How many weeks am I entitled to for maternity and parental leave?
You are entitled to up to 50 paid weeks, 21 of these at approximately 89% of salary, 4 weeks at 70% of salary, and 25 weeks at 55% of salary. There are also various extensions that go beyond 50 weeks, buth without pay.
For more information, please see the QPAT Parental Rights Booklet.
I heard that you get money if you have a student teacher. Exactly how much do you receive?
A cooperating or assisting teacher receives approximately $500 for each student teacher.
What happens to these funds?
They are paid to the teacher.
I'm a new teacher and I heard there were funds available for conferences. Is this true?
Yes, it's definitely true. The Professional Improvement Committee (PIC) approves requests for funds for professional development, i.e., to attend conferences related to your assignment.
Who is eligible to apply for funds?
Any teacher under contract (full-time, part-time or substitute), as well as hourly-paid teachers in adult education or vocational training who have an assignment of at least 150 hours per semester.
Is there a maximum per year?
Yes. The maximum amount a teacher may be granted is $1,300 per year.
Does PIC pay for courses?
Yes. PIC pays $250 per every three-credit course. You must send in an official transcript from the University in order to be reimbursed.
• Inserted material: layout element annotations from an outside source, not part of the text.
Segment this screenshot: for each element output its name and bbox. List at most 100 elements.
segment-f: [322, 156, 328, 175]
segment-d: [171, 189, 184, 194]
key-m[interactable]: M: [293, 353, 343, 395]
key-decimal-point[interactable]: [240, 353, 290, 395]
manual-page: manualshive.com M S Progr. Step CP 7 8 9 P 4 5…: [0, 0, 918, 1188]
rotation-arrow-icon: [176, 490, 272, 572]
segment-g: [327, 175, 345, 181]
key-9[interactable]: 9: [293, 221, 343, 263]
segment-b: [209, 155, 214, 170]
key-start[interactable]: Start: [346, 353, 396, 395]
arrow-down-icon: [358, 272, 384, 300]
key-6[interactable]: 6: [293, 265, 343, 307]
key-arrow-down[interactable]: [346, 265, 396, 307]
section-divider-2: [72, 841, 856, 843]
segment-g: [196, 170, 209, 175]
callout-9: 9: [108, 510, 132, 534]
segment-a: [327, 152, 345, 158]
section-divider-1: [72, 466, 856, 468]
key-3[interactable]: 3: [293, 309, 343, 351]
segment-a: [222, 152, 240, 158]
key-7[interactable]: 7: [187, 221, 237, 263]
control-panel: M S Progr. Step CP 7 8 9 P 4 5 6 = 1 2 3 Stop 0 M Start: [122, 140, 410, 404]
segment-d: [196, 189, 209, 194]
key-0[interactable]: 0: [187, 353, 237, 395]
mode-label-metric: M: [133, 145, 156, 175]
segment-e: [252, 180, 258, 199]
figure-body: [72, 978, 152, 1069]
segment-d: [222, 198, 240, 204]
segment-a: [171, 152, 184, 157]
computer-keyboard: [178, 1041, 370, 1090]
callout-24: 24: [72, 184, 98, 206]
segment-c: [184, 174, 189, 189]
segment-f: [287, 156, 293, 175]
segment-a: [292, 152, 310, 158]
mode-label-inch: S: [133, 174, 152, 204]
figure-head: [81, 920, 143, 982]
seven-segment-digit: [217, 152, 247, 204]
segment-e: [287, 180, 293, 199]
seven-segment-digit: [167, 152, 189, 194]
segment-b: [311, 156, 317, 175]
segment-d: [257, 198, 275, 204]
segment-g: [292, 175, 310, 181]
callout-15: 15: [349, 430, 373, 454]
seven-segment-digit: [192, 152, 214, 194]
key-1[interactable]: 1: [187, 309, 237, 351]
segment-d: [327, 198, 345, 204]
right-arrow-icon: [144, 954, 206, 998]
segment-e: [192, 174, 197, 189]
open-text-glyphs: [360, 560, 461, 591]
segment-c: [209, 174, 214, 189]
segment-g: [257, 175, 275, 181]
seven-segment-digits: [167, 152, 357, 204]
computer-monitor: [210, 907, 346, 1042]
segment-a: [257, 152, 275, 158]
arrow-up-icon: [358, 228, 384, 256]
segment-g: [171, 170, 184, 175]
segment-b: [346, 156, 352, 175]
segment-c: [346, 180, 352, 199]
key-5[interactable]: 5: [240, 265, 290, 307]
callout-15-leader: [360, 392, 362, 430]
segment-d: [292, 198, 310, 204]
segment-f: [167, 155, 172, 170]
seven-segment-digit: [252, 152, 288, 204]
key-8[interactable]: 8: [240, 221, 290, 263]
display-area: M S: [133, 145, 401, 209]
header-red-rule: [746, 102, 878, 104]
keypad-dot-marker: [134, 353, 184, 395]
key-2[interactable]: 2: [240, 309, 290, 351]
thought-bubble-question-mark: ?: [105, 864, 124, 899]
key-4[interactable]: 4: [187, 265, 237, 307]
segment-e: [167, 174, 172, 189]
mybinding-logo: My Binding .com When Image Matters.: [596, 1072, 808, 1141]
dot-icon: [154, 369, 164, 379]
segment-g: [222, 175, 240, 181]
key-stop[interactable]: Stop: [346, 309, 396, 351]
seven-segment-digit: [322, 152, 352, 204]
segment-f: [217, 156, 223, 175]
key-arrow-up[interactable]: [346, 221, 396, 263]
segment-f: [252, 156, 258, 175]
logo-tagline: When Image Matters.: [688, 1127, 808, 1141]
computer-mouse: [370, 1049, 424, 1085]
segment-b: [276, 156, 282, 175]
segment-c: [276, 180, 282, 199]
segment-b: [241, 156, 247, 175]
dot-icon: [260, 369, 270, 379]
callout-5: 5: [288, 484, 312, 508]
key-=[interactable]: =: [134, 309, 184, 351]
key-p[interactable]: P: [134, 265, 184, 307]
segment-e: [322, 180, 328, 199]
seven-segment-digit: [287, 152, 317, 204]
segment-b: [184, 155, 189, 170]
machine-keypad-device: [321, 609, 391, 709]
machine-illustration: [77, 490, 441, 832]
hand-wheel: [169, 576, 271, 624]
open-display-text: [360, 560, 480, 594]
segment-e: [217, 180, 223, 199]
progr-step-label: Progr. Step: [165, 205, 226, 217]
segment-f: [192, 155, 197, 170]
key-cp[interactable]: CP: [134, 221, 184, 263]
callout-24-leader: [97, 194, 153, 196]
When do I obtain my tenure?
You get tenure when you have completed two full years of service with the Board under regular contract. A regular contract is a contract that is tacitly renewable. (The contact says "Fulltime" at the top of it and is followed by a regular contract explanation letter.) If, in that second year, you have not been non-reengaged by the School Board by June 1st, you can break out the champagne!